In implementing newer technologies, manufacturers need to bear in mind two fundamental aspects of implementation: software and hardware solutions. Enterprise Resource Planning (ERP) software, which is increasingly bolstered by AI, will enable manufacturers to leverage the data from connected IoT devices, sensors, and automated systems from the factory floor and the wider business. ERP software will be the key to making strategic decisions and executing routine operational tasks more efficiently. This will allow manufacturers to keep on top of trends and deliver real-time forecasting and spot any potential problems before they impact the wider business.

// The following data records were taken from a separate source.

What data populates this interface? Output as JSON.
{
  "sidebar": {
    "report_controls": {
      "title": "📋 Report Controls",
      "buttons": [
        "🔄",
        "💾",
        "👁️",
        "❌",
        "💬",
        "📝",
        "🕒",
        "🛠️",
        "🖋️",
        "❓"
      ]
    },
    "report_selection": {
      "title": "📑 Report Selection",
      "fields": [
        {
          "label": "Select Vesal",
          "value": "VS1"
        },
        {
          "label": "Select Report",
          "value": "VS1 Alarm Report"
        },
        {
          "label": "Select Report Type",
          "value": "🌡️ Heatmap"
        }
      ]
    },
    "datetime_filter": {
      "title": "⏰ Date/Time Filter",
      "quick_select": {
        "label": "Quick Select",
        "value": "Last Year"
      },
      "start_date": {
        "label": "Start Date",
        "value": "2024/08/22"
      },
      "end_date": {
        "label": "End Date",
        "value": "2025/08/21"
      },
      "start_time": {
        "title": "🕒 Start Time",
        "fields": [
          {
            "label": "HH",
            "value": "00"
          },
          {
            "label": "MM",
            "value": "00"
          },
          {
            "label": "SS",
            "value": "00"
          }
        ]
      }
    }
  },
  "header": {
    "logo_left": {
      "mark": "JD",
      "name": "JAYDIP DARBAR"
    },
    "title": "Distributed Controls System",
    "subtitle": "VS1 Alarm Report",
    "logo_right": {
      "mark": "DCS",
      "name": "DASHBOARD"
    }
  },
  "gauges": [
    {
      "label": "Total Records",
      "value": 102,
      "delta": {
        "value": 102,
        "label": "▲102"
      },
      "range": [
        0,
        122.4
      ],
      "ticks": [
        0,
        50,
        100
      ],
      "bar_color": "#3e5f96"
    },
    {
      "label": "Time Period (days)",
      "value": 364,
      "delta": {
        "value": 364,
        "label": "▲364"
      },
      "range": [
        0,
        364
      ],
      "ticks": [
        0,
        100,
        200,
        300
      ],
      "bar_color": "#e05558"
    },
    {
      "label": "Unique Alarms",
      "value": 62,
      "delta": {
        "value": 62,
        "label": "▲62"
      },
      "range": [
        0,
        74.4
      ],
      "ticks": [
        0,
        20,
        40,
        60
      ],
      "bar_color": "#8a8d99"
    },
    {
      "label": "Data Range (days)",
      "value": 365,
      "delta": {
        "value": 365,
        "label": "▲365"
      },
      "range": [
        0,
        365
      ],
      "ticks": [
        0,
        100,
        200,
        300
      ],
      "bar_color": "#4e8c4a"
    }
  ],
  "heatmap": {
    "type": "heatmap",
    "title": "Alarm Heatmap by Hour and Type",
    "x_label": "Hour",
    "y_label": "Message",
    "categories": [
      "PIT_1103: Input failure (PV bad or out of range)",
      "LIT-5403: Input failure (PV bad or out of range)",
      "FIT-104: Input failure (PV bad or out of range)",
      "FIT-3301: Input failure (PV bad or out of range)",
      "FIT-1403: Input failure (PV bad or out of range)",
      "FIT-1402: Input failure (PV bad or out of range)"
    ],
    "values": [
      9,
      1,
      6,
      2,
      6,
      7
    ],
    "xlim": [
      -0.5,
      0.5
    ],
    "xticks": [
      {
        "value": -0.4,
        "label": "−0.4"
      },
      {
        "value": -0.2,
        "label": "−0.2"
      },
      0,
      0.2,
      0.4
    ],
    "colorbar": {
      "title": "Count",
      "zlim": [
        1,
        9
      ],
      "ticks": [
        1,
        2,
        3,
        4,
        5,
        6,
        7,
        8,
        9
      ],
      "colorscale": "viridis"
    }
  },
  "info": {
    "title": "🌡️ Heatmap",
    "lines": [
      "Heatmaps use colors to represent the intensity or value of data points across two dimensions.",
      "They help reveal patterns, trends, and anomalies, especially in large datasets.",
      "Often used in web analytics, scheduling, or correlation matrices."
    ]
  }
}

As for the hardware, stock management drones and sensor-embedded hardware will be the eyes through which manufacturers view the impact emerging technologies bring to their operations. Unlike manual stock audits and counting, drones with AI capabilities can monitor stock intelligently around production so that operations are not disrupted or halted. Manufacturers will be able to see what is working, what is going wrong, and where there is potential for further improvement and change.
Knowledge for manufacturing
For many traditional manufacturers, they may see Amazon as a looming threat, and smart-factory technologies such as AI and Robotic Process Automation (RPA) as a far off utopia. However, 2019 presents a perfect opportunity for manufacturers themselves to really determine how the tech giants and emerging technologies will affect the industry. Technologies such as AI and IoT are available today; and the full benefits of these technologies will only deepen as they are implemented alongside the maturing of other emerging technologies such as 5G and Blockchain in the next 3-5 years. Manufacturers need to analyse the needs which these technologies can address and produce a proper plan on how to gradually implement these technologies to address specific targets and deliverables. AI-based software and hardware solutions will fundamentally revolutionise manufacturing, yet for 2019, manufacturers just have to be willing to make the first steps in modernisation.